Одним словом, получалось так, что, прожив с ней три года, я ничего про нее не знал.
Когда, разведясь, я вернулся в бабушкин дом, то все опасные бритвы она выкинула и кричала на меня со слезами:
- Чтобы этой рукорезки проклятой не видала! А ты к парикмахерше на угол ходи! С одеколоном!
Голливудский жемчужный протез клацал на звонких согласных.
И я брился "Харькiвом", древним отцовским подарком. Подарку ничего от времени не делалось, только стал жужжать хрипловато и нервно вздрагивать через пару минут работы.
Я возвращался в свой детский, не очень-то теплый мир.
За шкафом по-прежнему лежали коробки с древними играми. Две совершенно целых, неигранных игры. Фишки и крапленые кубики были на месте.
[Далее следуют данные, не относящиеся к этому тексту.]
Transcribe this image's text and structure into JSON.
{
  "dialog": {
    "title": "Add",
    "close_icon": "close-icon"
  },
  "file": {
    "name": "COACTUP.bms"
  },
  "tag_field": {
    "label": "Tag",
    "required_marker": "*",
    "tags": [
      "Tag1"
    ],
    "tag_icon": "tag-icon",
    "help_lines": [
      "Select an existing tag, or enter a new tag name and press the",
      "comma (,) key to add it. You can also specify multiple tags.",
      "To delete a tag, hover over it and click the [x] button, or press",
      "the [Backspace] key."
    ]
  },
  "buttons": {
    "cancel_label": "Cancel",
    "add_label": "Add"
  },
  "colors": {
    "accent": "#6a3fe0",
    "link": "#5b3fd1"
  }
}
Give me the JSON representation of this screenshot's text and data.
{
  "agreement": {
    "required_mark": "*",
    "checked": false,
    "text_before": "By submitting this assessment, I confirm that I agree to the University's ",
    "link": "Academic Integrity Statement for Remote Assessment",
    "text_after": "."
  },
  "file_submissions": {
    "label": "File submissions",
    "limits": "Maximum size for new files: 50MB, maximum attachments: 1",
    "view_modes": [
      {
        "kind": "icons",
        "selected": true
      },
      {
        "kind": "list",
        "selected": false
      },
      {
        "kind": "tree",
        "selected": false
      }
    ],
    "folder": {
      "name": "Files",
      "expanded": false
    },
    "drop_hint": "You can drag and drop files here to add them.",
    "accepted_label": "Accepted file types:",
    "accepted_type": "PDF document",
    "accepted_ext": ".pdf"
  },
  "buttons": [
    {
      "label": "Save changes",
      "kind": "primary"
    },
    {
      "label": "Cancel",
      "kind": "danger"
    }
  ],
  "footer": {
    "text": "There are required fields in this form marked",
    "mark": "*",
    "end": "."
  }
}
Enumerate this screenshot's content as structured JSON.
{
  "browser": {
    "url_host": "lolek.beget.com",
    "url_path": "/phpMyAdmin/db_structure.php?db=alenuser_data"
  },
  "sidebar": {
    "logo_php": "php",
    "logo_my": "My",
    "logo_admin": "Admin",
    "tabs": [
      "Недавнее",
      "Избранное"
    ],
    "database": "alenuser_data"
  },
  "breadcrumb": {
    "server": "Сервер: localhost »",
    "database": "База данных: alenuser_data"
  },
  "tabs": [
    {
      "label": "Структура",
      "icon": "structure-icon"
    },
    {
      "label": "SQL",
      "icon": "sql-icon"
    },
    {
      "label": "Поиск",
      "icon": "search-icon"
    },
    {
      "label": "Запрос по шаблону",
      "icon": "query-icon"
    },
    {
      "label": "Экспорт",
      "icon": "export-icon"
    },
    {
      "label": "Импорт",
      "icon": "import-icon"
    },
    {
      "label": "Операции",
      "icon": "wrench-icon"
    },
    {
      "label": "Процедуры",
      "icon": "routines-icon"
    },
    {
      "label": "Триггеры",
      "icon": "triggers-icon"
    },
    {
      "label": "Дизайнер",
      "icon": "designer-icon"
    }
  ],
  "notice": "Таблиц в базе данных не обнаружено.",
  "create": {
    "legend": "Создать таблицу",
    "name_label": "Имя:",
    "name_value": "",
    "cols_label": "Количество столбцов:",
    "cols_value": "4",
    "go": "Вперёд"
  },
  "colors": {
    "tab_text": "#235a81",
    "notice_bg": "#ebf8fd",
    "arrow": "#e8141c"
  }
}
Я сыграл сам с собою. Прошел от начала до конца розовую дорогу веселых положительных человечков. Миновал сумрачное поле, полное голодных волков. Переплыл на плоту реку, кишевшую каверзными вопросами.
Поначалу я ничего нового в этом жилье не замечал. Так, несколько новых вещиц - телевизор и пылесос, которые я сам и покупал когда-то. Бабуля шумного агрегата боялась и не пользовалась им:
- После него вещь с вещью совпасть не могут.
И она была права. Ведь если в вазочке, стоящей на диванной полочке, пускает павлиньи брызги букет из крашеного ковыля, с розочками из легчайших перьев, то какой уж тут пылесос.
Иногда, не слушая ее, упершись острием карандаша в бумагу, я начинал рисовать, черкать, выводить овалы. Через некоторое время до меня доходило, что я хочу нарисовать свою мать - именно сейчас, безмерно хочу. Все, что получается, я перечеркиваю и заштриховываю густой рябью, так как рисую только себя самого. Словно в самом себе я умер. Я себя не вижу - как и ее.
Еще одна частность нового уклада состояла в том, что я начал заходить в заведения, которые никогда не посещал раньше. Просто однажды поймал себя на этом. Будто в этом был незамысловатый позыв моего организма. Это были плохие комиссионки, выгороженные при ломбардах лавочки, где за ничтожные деньги продавали всякую немыслимую ерунду. Но меня привлекала в них не торговая дребедень.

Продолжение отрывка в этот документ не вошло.